[EM] Defeat Strength

robert bristow-johnson rbj at audioimagination.com
Sun Sep 4 18:49:38 PDT 2022



> On 09/04/2022 9:25 PM EDT Forest Simmons <forest.simmons21 at gmail.com> wrote:
> 
> "Equity" was not the apt word. There are many kinds of fairness, as the subject of fair division makes clear, what I try to aim for is the kind  of fairness that minimizes reasonable people thinking that the rules were stacked against them from the start ... an admittedly nebulous concept.
> 

I think there are some democratic principles that ain't so nebulous.

> ...
> I once suggested something called "ranked rankings" that (like Borda) removes the burden of numerical quantification from the voter .. who is only required to supply a rough relative strength preference between alternatives:
> 
> A=B>C>D>>>E>>F=G, for example.
>
> A and B would both get 100% approval whileF and G would each get zero.
> The separation between B and C, and C and D would both be X, while the separation between D and E would be 3x, and between E and F would be 2x.
> 
> The total number of chevrons (the ">" symbols) is seven, so we must have
> 7X=100, which means x is 14 + 2/7 or approximately 14.3
>

How is this *not* a form of Score Voting?

This is where Condorcet and I differ from Borda (or Warren Smith).  I consider this a *principle*, not just a "desirable property" of elections in a democracy:

1. “One person, one vote”. Every enfranchised voter has an equal influence on government in elections because of our inherent equality as citizens and this is independent of any utilitarian notion of personal investment in the outcome.
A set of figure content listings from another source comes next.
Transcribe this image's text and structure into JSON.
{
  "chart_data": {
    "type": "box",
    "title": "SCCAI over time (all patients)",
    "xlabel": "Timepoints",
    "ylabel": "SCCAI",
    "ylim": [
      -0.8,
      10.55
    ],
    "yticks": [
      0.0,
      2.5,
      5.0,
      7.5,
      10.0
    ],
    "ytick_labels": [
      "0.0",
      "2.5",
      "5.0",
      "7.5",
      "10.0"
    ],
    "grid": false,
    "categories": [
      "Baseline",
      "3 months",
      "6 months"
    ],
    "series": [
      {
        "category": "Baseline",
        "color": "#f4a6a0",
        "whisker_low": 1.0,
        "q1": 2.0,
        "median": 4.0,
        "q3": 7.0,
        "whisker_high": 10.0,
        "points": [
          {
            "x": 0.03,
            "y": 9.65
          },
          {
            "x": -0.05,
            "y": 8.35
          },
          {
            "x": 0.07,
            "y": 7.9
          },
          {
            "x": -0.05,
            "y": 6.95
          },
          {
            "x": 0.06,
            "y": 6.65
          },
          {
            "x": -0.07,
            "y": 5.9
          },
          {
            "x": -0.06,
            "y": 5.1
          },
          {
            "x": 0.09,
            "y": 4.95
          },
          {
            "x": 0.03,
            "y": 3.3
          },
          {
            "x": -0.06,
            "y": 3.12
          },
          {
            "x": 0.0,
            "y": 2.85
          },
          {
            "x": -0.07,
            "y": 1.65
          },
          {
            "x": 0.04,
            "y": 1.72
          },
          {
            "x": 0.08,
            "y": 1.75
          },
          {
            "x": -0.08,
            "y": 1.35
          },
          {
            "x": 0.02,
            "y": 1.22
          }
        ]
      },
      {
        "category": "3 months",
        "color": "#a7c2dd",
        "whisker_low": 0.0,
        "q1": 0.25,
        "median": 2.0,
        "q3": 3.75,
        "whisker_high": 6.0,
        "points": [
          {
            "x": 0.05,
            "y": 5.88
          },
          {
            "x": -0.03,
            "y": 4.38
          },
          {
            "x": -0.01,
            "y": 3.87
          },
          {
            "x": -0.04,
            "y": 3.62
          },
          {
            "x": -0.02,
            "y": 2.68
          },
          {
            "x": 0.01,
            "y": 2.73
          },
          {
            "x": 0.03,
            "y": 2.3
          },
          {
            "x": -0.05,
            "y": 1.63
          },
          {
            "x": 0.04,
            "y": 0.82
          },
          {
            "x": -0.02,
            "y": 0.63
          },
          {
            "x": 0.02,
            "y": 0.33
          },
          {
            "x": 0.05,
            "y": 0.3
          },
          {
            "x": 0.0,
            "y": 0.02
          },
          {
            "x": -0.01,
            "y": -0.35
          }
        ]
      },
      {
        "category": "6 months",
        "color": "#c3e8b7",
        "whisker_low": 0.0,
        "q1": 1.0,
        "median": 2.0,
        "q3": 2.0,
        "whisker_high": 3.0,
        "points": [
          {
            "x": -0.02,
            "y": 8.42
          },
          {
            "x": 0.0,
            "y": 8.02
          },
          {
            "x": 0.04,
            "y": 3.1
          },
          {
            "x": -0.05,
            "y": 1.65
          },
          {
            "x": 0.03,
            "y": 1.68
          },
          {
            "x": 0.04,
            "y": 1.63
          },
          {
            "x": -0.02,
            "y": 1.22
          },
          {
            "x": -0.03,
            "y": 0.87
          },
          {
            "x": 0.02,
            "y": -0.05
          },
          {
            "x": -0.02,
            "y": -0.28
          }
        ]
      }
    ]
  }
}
If I enthusiastically prefer Candidate A and you prefer Candidate B only tepidly, your vote for Candidate B counts no less (nor more) than my vote for A. The effectiveness of one’s vote – how much their vote counts – is not proportional to their degree of preference but is determined only by their franchise. A citizen with franchise has a vote that counts equally as much as any other citizen with franchise. For any ranked ballot, this means that if Candidate A is ranked higher than Candidate B then that is a vote for A, if only candidates A and B are contending (such as in the RCV final round). It doesn’t matter how many levels A is ranked higher than B, it counts as exactly one vote for A.
 
> The voter doesn't have to do any of this arithmetic, which allows the "ranked rankings" to be turned into ratings.
> 

How is it that the thoughtful voter, that considers the effect of their vote on the *count* of the votes that ultimately elects a candidate, can avoid this arithmetic?  I don't get it.

> If all of the rankings are of equal strength (one chevron each, say), 

Marks on a ballot don't have human rights (I liked how the North Dakota Supreme Court put it 111 years ago).  Enfranchised voters, as persons having equality under the law, must be the things that have equal strength.

> then the resulting ratings will agree with the normalized Borda scores. In other words, this way of counting "ranked rankings" style ballots is a precise generalization of Borda that satisfies clone independence (for all practical purposes).
> 
> In particular, there is no need to indicate strength of preference if they are all roughly equal in strength.
> 
> Does any version of this idea have any potential as a basis for a public proposal?
> 

I have a problem with Score Voting (or any cardinal voting) in public elections (and I know that Fargo ND, of all places, are doing Approval Voting).  I look at Borda as quasi-cardinal or "Score-Lite".

--

r b-j . _ . _ . _ . _ rbj at audioimagination.com

"Imagination is more important than knowledge."